Steinmeier hat zuvor allerdings auch eine besondere Schwachstelle der CDU attackiert: die CDU-Familienministerin Kristina Schröder, die in ihrem Amt verantwortlich ist für die Bundesprogramme gegen Extremismus. Das läuft bei ihr so: Sie hat aus ihrer Kasse eine angeblich geplante Berlin-Tour der Jungen-Union gegen "Linksextremismus" gefördert, die dort zur Sauftour wurde. Organisationen wie die Antonio-Amadeu-Stiftung, die gegen Antisemitismus, Rassismus und Rechtsradikale Front machen, müssen sich erst schriftlich zur "freiheitlichen Ordnung" bekennen, ehe sie auch nur einen Euro sehen. Und sie müssen eine Verpflichtung unterschreiben, dass sie ihre Gesprächspartner durch Überprüfung im Verfassungsschutzbericht kontrollieren.
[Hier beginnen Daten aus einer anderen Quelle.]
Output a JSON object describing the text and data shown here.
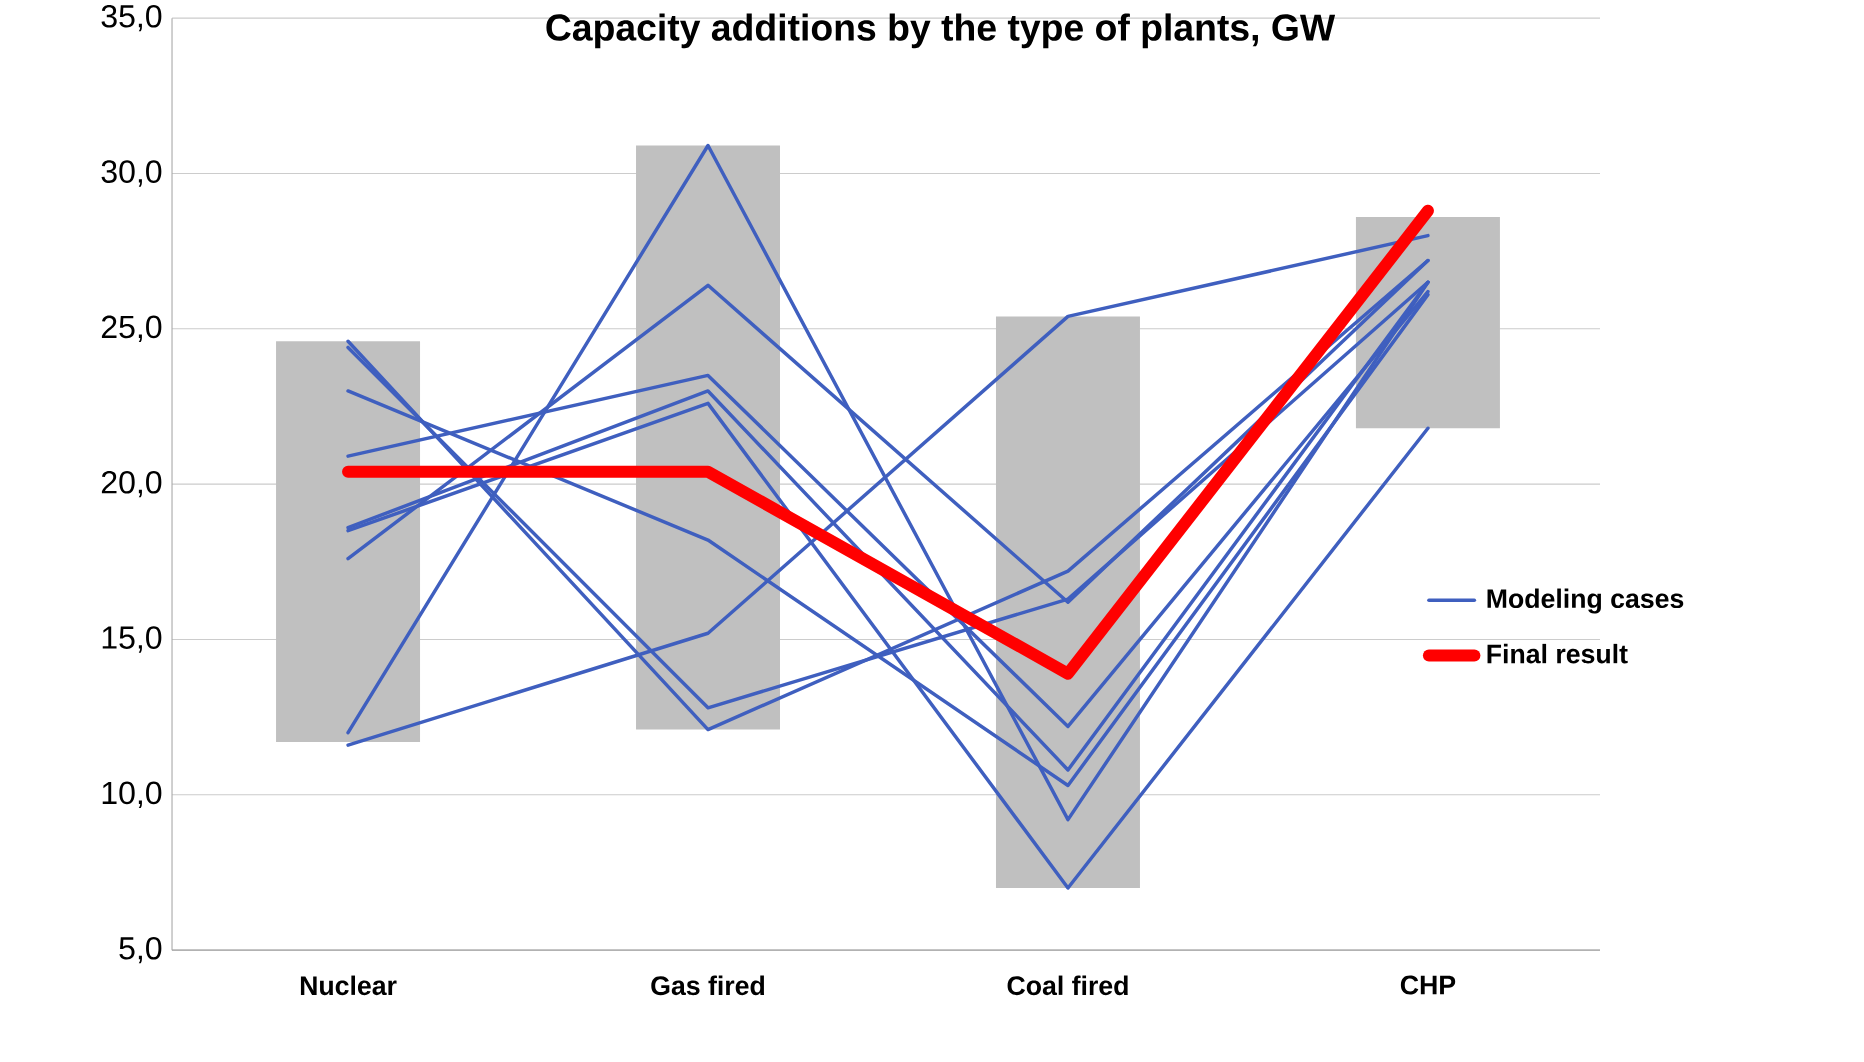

Rechts sieht Schröder offenbar keine Feinde der Demokratie. Steinmeier sagt jedenfalls: "Es werden diejenigen von Frau Schröder unter linksextremen Generalverdacht gestellt, die sich öffentlich gegen die Rechten gestellt haben." Die SPD ist begeistert, die Linkspartei auch. Die Ministerin hängt blass auf der Ministerbank, bleibt wortlos und blickt tief gekränkt in den Plenarsaal hinunter, wo ihr zu viel schiefe Optik beim Blick auf den Linksextremismus vorgehalten wird.

Lindner und Schily

Missmut bei den Regierungsparteien auch, als Gregor Gysi wissen will, wieso die Bundesregierung immer noch von 48 Opfern der Rechtsterroristen ausgehe, obwohl andere längst von 182 Opfern sprächen. Protestgemurmel als Gysi erklärt, das ganze V-Leute-System habe versagt und müsse unverzüglich abgeschaltet werden. Und vollends böse werden die Gesichter auf Regierungsseite, als Renate Künast für die Grünen erklärt, "viele in diesem Land sind auf der rechten Seite blind" und die Ministerin Schröder fragt: "Wo erfüllen sie ihren Amtseid?"

Als der SPD-Redner Thomas Oppermann härteres Vorgehen ("Ein NPD-Verbot fällt nicht vom Himmel") gegen die braunen Kameradschaften fordert, hat Innenminister Friedrich den Bundestag gerade verlassen und wird dafür gerügt. Immerhin warnt FDP-Generalsekretär Christian Lindner, die Debatte "ist kein Anlass für parteipolitisches Klein-Klein." Aber er kehrt unverzüglich dorthin zurück, indem er erklärt: "Die Mehrzahl der Morde hat in der Amtszeit von Bundesinnenminister Otto Schily (SPD) stattgefunden." Die FDP-Fraktion ist entzückt, dass ihr Mann so flink in die parteipolitische Diskussion über zehn Morde zurückgefunden hat und applaudiert begeistert.

Ein Sicherheitsexperte sieht das nicht ganz so. Als er den Bundestag nach dieser aktuellen Stunde verlässt, sagt er zu stern.de: "Wenn ich ein Berater der Rechtsterroristen wäre, würde ich denen sagen: Ihr könnt weitermachen wie bisher. Da passiert nichts."